Milestone-based fund release through automation.
Smart contract integration for scalability.
End-to-end audit trails to maintain regulatory transparency.
With the use of Castler's escrow solutions, lenders can not only secure their funds but also make borrowers more engaged, decrease NPAs, and scale their business with confidence.
Real-World Use Cases
SME Lending: A fintech lending platform advances a small producer an INR 10 lakh working capital loan. Rather than transferring the money outright, the money flows through an escrow. The borrower posts vendor invoices, and Castler's system checks the details and makes payments directly to suppliers.
Education Loans: An edtech company providing unsecured student loans employs escrow to directly pay tuition fees to the educational institution to avoid fund misuse by students.
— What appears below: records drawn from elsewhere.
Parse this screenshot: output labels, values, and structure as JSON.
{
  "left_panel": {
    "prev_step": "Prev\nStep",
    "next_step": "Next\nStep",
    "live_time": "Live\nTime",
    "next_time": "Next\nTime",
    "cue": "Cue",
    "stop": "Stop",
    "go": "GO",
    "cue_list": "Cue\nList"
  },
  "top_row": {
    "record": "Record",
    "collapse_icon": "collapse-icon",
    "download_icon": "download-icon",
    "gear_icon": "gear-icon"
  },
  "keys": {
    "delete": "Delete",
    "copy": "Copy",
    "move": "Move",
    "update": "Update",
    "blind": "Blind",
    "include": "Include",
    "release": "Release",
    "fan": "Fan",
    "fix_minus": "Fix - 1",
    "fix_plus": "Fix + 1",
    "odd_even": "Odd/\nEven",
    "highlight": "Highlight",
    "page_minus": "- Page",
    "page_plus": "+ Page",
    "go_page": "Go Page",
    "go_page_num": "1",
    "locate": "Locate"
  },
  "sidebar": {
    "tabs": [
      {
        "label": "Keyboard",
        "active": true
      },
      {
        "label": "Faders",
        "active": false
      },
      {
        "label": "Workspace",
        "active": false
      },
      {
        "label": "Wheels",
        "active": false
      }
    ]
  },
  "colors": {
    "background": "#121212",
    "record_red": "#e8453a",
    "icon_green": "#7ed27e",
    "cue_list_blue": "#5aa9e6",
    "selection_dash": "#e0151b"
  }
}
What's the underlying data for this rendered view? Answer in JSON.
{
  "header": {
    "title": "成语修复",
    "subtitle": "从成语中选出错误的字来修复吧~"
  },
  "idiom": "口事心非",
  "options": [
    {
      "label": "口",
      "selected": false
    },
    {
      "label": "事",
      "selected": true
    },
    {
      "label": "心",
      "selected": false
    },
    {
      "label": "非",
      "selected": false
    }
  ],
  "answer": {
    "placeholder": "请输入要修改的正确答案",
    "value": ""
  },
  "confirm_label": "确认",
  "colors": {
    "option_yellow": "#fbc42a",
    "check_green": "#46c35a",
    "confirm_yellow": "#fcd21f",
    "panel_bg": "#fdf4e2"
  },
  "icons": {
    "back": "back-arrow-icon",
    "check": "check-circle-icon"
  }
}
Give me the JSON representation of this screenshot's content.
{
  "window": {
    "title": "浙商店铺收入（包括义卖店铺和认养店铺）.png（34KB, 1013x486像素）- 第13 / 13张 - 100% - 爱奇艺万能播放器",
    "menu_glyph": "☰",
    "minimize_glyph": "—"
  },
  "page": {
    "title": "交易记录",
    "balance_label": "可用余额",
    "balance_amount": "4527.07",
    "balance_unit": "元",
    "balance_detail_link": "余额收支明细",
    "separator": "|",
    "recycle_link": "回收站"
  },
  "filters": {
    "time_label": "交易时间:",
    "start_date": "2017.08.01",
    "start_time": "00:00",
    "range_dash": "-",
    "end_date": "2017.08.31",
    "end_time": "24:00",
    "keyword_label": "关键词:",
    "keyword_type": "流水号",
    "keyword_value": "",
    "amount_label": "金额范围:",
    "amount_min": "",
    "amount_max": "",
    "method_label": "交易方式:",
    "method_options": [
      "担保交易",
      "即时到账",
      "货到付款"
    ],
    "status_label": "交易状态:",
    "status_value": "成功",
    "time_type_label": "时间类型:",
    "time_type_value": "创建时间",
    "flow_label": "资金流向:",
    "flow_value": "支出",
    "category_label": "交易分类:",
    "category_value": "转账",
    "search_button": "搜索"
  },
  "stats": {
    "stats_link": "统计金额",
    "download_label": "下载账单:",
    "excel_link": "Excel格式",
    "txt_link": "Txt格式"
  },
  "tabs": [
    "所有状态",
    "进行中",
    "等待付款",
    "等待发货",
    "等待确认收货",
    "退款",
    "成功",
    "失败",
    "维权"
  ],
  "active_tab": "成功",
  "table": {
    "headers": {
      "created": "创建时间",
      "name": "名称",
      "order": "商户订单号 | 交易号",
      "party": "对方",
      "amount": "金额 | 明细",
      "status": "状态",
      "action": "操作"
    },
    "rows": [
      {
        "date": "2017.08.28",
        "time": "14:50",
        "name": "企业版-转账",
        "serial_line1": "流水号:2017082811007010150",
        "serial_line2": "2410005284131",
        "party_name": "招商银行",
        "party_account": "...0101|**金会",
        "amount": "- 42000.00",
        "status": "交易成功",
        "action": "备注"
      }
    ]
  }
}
Personal Loans for Medical Use: A healthtech lender that provides medical loans establishes an escrow to directly pay the hospital upon confirmation of the surgery, avoiding unethical use of funds.
Conclusion
In a world where unsecured lending is expanding at a scorching rate, the danger can't be overlooked. Escrow services provide a contemporary, scalable answer that addresses the inherent weaknesses of the unsecured lending scheme. Through guaranteeing that cash would only be released on validated terms, escrow improves transparency, fosters trust, and fits exactly with regulatory desires.
Castler is at the leading edge of this shift, allowing lenders to transition from reactive risk management to proactive risk mitigation. For fintechs, NBFCs, and even traditional banks, escrow is not an option—it's a necessary layer of trust and security in 2025 and beyond.